Senja di Teluk Penyu (Bagian 2)

1191

“Buat apa aku hidup, Mas?” tanyanya dengan mata basah dan penuh luka.

“Kamu tahu kenapa pantai ini dinamakan Teluk Penyu?” tanyaku pelan.

Wulan menatapku masih dengan wajahnya yang basah, tapi dia diam tak mampu menjawab. Atau dia memang enggan untuk menjawab.

“Dulu sekali, di sini ada banyak penyu berkembang biak. Mereka menyembunyikan telur-telurnya di antara timbunan pasir, lalu kembali lagi ke laut. Apa yang terjadi pada telur-telurnya? Dibiarkan saja, hingga saatnya menetas dan anak-anak penyu merangkak ke pantai.
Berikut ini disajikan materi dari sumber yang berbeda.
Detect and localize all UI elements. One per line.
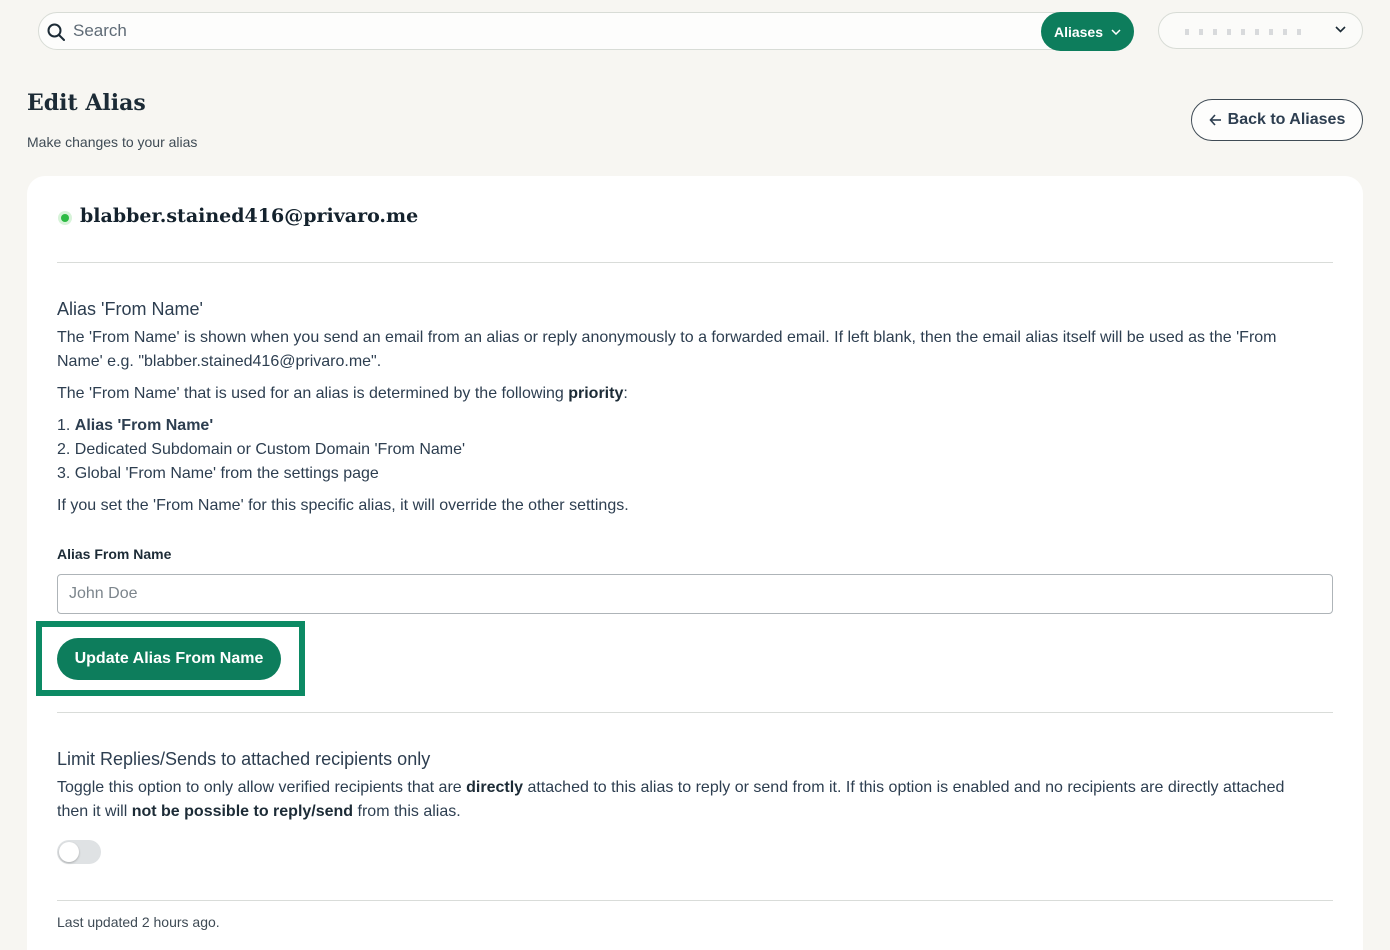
divider [57, 712, 1333, 713]
priority-list: 1. Alias 'From Name' 2. Dedicated Subdom… [57, 414, 465, 486]
search-icon [47, 23, 65, 41]
back-button-label: Back to Aliases [1227, 111, 1346, 128]
from-name-section-title: Alias 'From Name' [57, 299, 203, 319]
divider [57, 262, 1333, 263]
chevron-down-icon [1111, 28, 1121, 35]
limit-replies-description: Toggle this option to only allow verifie… [57, 779, 1285, 820]
limit-replies-toggle[interactable] [57, 840, 101, 864]
top-bar: Aliases [0, 0, 1390, 62]
from-name-field-label: Alias From Name [57, 546, 172, 562]
search-input[interactable] [73, 13, 1033, 49]
search-bar[interactable] [38, 12, 1134, 50]
alias-email: blabber.stained416@privaro.me [80, 205, 419, 227]
from-name-description: The 'From Name' is shown when you send a… [57, 329, 1277, 370]
update-alias-from-name-button[interactable]: Update Alias From Name [57, 638, 281, 680]
page-subtitle: Make changes to your alias [27, 134, 198, 150]
alias-status-indicator [58, 211, 72, 225]
user-account-dropdown[interactable] [1158, 12, 1363, 49]
priority-intro: The 'From Name' that is used for an alia… [57, 385, 628, 402]
chevron-down-icon [1335, 26, 1346, 33]
edit-alias-card [27, 176, 1363, 950]
list-item: 3. Global 'From Name' from the settings … [57, 465, 379, 482]
alias-from-name-input[interactable] [57, 574, 1333, 614]
last-updated-text: Last updated 2 hours ago. [57, 914, 220, 930]
list-item: 2. Dedicated Subdomain or Custom Domain … [57, 441, 466, 458]
list-item: 1. Alias 'From Name' [57, 417, 214, 434]
aliases-dropdown-label: Aliases [1053, 23, 1104, 40]
page-title: Edit Alias [27, 90, 146, 116]
aliases-filter-dropdown[interactable]: Aliases [1041, 12, 1134, 51]
redacted-username [1185, 29, 1305, 35]
divider [57, 900, 1333, 901]
toggle-knob [59, 842, 79, 862]
arrow-left-icon [1209, 114, 1221, 126]
override-note: If you set the 'From Name' for this spec… [57, 497, 629, 514]
limit-replies-section-title: Limit Replies/Sends to attached recipien… [57, 749, 431, 769]
back-to-aliases-button[interactable]: Back to Aliases [1191, 99, 1363, 141]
Di antara mereka tidak semuanya selamat. Ada yang dimakan burung, dimangsa predator, dan mati. Dari seribu telur penyu, hanya dua yang bisa hidup sampai tua dan meninggal dengan tenang.

“Setiap kita punya masalah, tapi jangan pernah menyerah. Sebagaimana penyu yang tetap berjuang meski yang dihadapinya adalah serangkaian rintangan. Kita manusia bisa lebih baik dari seekor penyu.”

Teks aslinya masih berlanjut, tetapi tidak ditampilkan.